Breaking Bad‘s a terrific show, but because it’s about a high-school chemist who, out of cancer-caused desperation, turns to the manufacture of crystal methamphetamine, it hasn’t always painted an accurate picture of the less professional side of, say, a looser, more dangerous cooking operation. Drug dealers, too, tend to be professionals: just look at The Wire or the villains from the last season of Justified (who, admittedly, were mainly dealing marijuana). The point is, Doenges story is an addict’s first-person description of her involvement on a “meth farm,” on which her boss/CEO/God, James, uses the various women at will — while juggling a still-attractive 35-year-old wife and his young son — in order to keep them pliant, and as suppliers of the vital cold-medicine ingredient he needs to keep his small-time, high-school-football-team-dealing operation going. (One guy actually tries to pay with a check, that’s how little-league this is — and yet, it’s still Melinda’s entire world.)
The story has two powerful effects going for it: first, the personal nature of this story, in which our narrator, Fritzie (formerly the well-off Melinda Renee von Muehldorfer), returns to her neighborhood in order to scam a family’s credit card information away from them. She seems sober at first, especially in comparison to her junkie colleagues, RJ and Little Fry:
I’m sweeping in front of his mop: double-team double-clean, RJ calls it. He’d lick the floor if he could. Little Fry continues her Good Work at the table, selfless and tireless, like a nun. James sometimes calls her Holy One, she does her one thing so pure.
But over the course of her interactions with people outside her small little farm environment, we’ll see just how much she’s rambling and deteriorating: little more than a selfish girl who is “good at asking for things.” That’s the humbling arc from this semi-oblivious narrator, and it’s a nice match for the identity-theft-related plot. From her perspective, life’s going swimmingly, but she’s got enough light left in her eyes to see how she’s reflected through others — like the clerk at the grocery store who notes the “new kind of acne” and “the shaking [credit] card,” or the former classmates of hers who take in her muddled hair (“like little blonde eruptions all over my head”). Every moment that passes, she’s losing a little bit more of her former self, and James — by no means a cruel boss — encourages her to “keep as much in your head as you can,” lest she disappear into her work like RJ and Little Fry. (Lest you think James is altruistic, he’s just trying for worker retention; a drugged-out employee stops being productive after a point.)
The other asset to this story, scrounged up from her interviews with recovering addicts and the like, are the personal details of the business, of what it must be like to be a young runaway, relying on hitchhiking and what little sweetness remains of your old life in order to grab what you can, while you can. The way Fritzie checks cars “to make sure [they have] door handles that work from the inside,” the practiced and casual way she steals rare coins from a house (“I take three steps to my left, lift the frame off the shelf, and slide it down inside my jacket”), or this:
When you don’t sleep, like Little Fry, RJ, and I don’t, you live in one long hour and that hour takes place during that last minute you’re in a class, when you’re waiting for the big IBM clock on the wall to make its final click. So why not run on like RJ does? Why not cut and paste like Little Fry?

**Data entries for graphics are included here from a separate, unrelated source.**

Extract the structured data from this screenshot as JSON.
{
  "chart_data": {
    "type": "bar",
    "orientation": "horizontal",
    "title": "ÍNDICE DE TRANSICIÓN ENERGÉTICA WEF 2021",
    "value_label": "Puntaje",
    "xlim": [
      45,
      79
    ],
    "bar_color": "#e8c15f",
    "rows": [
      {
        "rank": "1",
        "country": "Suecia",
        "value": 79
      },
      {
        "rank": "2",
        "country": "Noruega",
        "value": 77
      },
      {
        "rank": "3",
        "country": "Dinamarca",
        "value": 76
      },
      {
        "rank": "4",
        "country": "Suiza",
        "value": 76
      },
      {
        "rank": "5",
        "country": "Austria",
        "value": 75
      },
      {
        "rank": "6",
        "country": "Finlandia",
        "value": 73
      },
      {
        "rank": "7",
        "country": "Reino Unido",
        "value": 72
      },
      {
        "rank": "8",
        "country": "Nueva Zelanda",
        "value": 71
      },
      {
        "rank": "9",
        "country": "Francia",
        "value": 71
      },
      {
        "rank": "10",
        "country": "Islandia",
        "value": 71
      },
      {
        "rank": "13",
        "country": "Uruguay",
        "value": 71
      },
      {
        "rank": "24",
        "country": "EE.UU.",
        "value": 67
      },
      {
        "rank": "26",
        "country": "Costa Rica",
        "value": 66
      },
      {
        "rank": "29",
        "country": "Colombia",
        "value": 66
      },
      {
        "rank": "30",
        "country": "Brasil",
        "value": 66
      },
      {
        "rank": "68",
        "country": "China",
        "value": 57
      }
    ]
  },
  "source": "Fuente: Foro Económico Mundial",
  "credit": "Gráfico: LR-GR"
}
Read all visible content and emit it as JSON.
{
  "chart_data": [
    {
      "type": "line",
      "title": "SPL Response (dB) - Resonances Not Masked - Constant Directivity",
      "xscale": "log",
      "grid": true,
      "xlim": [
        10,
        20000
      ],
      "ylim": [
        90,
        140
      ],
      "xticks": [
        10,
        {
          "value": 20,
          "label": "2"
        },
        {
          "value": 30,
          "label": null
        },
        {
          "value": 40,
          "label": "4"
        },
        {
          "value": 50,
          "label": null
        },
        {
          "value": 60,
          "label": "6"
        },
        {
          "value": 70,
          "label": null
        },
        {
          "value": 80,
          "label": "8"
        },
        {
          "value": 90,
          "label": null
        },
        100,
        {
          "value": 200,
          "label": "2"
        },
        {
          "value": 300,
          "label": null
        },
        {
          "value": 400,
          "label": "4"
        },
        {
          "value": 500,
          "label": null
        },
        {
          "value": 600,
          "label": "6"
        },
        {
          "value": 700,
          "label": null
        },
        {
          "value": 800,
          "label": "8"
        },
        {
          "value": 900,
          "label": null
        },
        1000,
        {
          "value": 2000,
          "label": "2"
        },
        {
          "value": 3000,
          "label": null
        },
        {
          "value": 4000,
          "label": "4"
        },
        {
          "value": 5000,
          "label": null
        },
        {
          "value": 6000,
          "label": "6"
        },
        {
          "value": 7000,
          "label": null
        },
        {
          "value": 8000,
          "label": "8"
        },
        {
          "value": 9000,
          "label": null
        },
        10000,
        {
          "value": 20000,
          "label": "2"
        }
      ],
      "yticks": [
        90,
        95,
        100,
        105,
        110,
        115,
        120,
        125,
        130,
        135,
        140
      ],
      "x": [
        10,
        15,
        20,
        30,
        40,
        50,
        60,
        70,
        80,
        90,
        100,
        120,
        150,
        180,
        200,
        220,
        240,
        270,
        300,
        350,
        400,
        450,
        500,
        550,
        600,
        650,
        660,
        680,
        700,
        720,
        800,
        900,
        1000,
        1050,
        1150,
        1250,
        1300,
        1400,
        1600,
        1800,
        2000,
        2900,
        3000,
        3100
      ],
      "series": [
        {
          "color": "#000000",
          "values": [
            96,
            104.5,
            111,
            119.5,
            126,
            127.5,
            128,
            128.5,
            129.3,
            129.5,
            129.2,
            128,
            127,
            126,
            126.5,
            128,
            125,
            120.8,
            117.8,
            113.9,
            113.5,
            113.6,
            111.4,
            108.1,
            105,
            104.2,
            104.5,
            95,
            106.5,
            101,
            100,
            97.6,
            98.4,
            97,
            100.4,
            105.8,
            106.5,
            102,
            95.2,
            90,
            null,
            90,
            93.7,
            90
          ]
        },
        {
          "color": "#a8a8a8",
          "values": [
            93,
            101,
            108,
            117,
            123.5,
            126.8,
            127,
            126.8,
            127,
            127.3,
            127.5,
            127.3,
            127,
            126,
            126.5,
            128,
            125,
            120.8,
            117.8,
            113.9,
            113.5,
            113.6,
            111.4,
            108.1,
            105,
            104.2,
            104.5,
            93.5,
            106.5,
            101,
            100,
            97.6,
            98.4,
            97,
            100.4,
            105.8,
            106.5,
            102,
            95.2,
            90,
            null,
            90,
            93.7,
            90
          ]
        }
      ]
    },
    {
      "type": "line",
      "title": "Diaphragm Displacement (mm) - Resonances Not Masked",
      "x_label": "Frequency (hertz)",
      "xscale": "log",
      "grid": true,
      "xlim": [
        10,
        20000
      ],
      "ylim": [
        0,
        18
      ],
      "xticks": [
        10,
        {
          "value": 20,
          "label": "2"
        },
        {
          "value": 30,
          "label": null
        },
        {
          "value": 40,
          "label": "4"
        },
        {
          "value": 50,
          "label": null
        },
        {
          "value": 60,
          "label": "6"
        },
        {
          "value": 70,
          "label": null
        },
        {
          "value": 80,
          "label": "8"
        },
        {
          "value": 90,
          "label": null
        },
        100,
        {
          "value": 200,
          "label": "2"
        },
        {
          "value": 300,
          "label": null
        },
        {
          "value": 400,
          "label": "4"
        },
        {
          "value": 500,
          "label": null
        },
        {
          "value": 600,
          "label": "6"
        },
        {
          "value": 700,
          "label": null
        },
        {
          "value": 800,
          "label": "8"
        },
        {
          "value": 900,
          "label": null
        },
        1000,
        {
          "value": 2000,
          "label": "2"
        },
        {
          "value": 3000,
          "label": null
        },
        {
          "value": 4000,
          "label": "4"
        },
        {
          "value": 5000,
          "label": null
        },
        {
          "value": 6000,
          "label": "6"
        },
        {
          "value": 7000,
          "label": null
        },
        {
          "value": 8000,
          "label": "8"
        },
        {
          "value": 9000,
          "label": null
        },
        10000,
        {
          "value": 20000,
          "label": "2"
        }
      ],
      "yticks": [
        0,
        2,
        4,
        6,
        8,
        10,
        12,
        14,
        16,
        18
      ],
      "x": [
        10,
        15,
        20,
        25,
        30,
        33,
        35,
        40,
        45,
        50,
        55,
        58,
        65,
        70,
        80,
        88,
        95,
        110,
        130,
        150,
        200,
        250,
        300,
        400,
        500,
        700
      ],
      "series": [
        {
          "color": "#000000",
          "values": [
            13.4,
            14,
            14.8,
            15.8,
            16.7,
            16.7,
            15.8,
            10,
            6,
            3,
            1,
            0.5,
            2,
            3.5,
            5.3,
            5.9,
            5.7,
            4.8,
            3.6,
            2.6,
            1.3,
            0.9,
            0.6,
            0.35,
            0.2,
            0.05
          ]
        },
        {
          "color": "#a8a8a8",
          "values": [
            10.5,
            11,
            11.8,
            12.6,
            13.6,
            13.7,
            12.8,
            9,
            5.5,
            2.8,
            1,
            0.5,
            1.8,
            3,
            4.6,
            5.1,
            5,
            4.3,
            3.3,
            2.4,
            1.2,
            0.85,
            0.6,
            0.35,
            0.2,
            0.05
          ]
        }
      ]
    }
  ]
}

Even the description of her “tools” is telling: “pens, tape, change of address cards, Mountain Dew, cell phones, shards, and pipe.” Look at the order of that list, from regular arts-and-crafts material to tweaker “food” like Mountain Dew to suspicious things like cell phones and shards and finally to the ubiquitous pipe itself: drugs, always drugs, have to stay fueled. Doenges’s story succeeds because Fritzie’s world feels hopelessly lived in, and while we outsiders may see how dangerous RJ’s bruising adventures on a frozen-over pond may be and how dim Little Fry’s light is burning, to her, this is all a form of camaraderie, these are her friends and sad little family now. In the climax of the piece, as she spins bigger and bigger lies to the family she’s scamming, we realize, with a heartbreaking twinge, that not everything she says is a lie: perhaps she did once have a horse like Black Beauty. But now? Melinda is gone, and she’s never coming back.